(※写真はイメージです/PIXTA)

2023年度の税制改正大綱により、相続税・贈与税に関する法律が大きく変わりました。改正後の相続税対策について、気をつけるべき点とは? 税理士法人ブライト相続・代表社員税理士の戸﨑貴之氏が解説していきます。

税制改正後も「暦年贈与を行った方がいい場合」がある?

税制改正後においては、金額は大きくなくとも確実に節税できるという点から『相続時精算課税制度』の活用が増えることが想定されます。

 

それでは、「今まで通り暦年贈与を行ったほうがいい」場合はどのような方に該当するのでしょうか。

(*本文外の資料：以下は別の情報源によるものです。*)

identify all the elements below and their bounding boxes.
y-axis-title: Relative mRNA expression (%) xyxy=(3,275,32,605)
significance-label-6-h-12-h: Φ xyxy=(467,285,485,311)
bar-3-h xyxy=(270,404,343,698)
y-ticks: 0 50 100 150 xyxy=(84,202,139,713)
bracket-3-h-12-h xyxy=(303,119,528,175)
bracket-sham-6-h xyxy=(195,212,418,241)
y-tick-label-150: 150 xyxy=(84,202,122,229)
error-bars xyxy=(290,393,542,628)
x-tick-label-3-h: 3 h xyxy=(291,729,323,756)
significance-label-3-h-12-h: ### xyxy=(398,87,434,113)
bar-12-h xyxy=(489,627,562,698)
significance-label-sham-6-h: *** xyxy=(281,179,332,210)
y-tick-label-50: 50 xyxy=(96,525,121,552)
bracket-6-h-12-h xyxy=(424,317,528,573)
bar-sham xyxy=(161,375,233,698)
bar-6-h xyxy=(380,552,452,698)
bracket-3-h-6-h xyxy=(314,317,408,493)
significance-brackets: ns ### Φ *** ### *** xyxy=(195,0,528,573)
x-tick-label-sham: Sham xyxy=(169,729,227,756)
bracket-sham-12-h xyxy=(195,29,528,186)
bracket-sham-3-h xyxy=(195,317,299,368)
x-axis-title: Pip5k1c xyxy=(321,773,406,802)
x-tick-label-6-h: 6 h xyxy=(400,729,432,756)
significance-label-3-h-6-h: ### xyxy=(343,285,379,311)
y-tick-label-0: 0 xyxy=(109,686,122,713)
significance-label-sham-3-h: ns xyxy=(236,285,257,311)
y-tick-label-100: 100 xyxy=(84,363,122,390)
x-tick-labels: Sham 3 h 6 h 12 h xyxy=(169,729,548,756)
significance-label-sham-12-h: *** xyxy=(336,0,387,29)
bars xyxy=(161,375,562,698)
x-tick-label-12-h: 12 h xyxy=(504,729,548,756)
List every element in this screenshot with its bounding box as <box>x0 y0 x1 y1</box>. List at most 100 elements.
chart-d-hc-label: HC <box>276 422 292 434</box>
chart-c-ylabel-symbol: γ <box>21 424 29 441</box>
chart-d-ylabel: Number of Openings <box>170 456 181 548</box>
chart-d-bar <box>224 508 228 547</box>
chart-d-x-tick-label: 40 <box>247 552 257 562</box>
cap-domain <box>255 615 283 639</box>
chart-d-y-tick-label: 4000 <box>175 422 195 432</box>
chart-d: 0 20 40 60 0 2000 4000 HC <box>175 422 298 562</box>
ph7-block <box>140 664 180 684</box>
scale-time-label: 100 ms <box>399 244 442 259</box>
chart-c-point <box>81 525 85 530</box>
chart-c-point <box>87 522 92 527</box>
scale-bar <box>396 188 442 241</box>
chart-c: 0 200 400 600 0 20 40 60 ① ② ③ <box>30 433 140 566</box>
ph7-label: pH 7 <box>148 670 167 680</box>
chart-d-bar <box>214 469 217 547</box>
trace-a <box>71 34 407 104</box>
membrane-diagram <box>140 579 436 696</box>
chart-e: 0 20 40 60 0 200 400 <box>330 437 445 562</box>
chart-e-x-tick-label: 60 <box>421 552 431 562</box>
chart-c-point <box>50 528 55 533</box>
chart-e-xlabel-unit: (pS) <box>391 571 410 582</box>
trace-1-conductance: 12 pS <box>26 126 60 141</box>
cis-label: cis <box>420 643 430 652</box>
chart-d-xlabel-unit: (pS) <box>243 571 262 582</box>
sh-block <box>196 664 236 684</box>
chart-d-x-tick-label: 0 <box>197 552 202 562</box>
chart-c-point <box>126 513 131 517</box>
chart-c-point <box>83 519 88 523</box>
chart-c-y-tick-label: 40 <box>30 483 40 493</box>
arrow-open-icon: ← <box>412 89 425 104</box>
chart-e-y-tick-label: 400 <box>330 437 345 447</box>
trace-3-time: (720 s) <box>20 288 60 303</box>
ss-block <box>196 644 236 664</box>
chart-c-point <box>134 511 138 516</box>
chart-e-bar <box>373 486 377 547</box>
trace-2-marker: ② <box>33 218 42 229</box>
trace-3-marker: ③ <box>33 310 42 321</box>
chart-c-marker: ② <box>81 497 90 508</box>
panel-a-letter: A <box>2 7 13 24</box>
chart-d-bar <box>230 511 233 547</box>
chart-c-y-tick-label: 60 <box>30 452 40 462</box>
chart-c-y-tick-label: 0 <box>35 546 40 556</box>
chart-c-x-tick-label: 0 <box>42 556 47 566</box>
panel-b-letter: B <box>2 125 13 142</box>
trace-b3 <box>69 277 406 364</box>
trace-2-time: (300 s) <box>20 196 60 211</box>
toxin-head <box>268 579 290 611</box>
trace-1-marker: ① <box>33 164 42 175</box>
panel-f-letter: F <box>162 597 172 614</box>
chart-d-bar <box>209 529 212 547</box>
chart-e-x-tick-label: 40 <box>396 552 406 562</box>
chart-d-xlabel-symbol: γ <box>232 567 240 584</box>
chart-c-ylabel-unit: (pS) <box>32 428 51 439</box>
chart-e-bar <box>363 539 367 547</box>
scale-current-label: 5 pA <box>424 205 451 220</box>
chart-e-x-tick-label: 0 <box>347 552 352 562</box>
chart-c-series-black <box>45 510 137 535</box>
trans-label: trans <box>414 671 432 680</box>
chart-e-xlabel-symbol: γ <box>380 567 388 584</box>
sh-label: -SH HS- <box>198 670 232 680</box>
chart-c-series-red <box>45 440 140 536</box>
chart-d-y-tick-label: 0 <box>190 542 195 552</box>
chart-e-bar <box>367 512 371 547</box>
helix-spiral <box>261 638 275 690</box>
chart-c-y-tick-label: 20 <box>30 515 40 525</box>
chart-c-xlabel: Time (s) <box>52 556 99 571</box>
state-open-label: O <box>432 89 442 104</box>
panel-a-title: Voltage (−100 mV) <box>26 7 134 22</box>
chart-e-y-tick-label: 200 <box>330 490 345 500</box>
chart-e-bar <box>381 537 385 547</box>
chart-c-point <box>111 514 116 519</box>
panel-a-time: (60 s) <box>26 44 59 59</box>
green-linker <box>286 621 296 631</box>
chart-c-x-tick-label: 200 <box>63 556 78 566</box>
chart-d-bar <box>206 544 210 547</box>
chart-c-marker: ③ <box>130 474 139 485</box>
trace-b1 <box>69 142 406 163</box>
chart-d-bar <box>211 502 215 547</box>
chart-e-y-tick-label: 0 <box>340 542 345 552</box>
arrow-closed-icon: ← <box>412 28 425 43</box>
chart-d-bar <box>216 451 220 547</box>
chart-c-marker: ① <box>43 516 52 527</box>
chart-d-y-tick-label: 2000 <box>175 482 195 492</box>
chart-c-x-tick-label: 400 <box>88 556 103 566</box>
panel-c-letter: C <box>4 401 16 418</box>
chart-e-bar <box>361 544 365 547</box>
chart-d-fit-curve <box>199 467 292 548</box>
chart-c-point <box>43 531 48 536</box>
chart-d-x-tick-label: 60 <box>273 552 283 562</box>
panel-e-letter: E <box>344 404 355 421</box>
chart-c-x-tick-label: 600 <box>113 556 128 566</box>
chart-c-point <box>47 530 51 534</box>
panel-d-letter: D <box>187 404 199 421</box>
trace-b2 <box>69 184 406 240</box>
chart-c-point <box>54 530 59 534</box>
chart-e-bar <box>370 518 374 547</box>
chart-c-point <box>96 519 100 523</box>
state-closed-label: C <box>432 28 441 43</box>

将来的に節税になる方を具体的に例示していきます。

 

●財産規模が2億円以上

 

暦年贈与は、少額を長期間に渡って多くの方にあげることによって節税効果を受けられる制度設計になっています。

 

そのため、財産金額が多い場合早めに渡しておく必要があります。

 

●相続人以外に贈与できる親族がいない/少ない

 

前述の通り、贈与を受け取る側の人数が多いほどその節税効果を受けることができます。そのため、贈与する相手の選択肢が少ない場合も早めに渡す必要があります。

 

●贈与を開始する年齢が60~70歳

 

暦年贈与は少額を長期間にわたって行うことで、より大きな節税効果を受けられる仕組みです。そのため、贈与を行う財産所有者の方が若ければ若いほど贈与による節税効果が期待できます。

 

税制改正後は条件によって異なりますが、暦年贈与による節税効果が生じるのがおおよそ8年後となります。そのため、80歳以上の方が税制改正後の暦年贈与を行った場合、90歳近くにならないと節税効果が期待できないため、ご相続発生日によっては相続財産に加算されてしまう可能性があります。そのため、贈与をスタートできるのが60~70歳の方に、暦年贈与による節税の恩恵を受ける可能性が高まります。

 

●財産に占める金融資産の割合が30%以上

 

所有財産の中で特に金融資産の割合が大きい方、例えば30%以上の場合には、生命保険金の非課税枠の活用や贈与を行える可能性があります。相続財産の大半が不動産である場合には節税の選択肢も限られますが、条件に該当する場合には暦年贈与が有力な選択になり得ます。

まとめ

いかがでしたでしょうか。新設制度によってメリット・デメリットがもたらされますが、全体として相続税にとっては増税となる面が強いと考えます。制度変更にあたっては混乱しがちですが、改正内容を理解していただき、相続税や贈与税の節税にお役立ていただければ幸いです。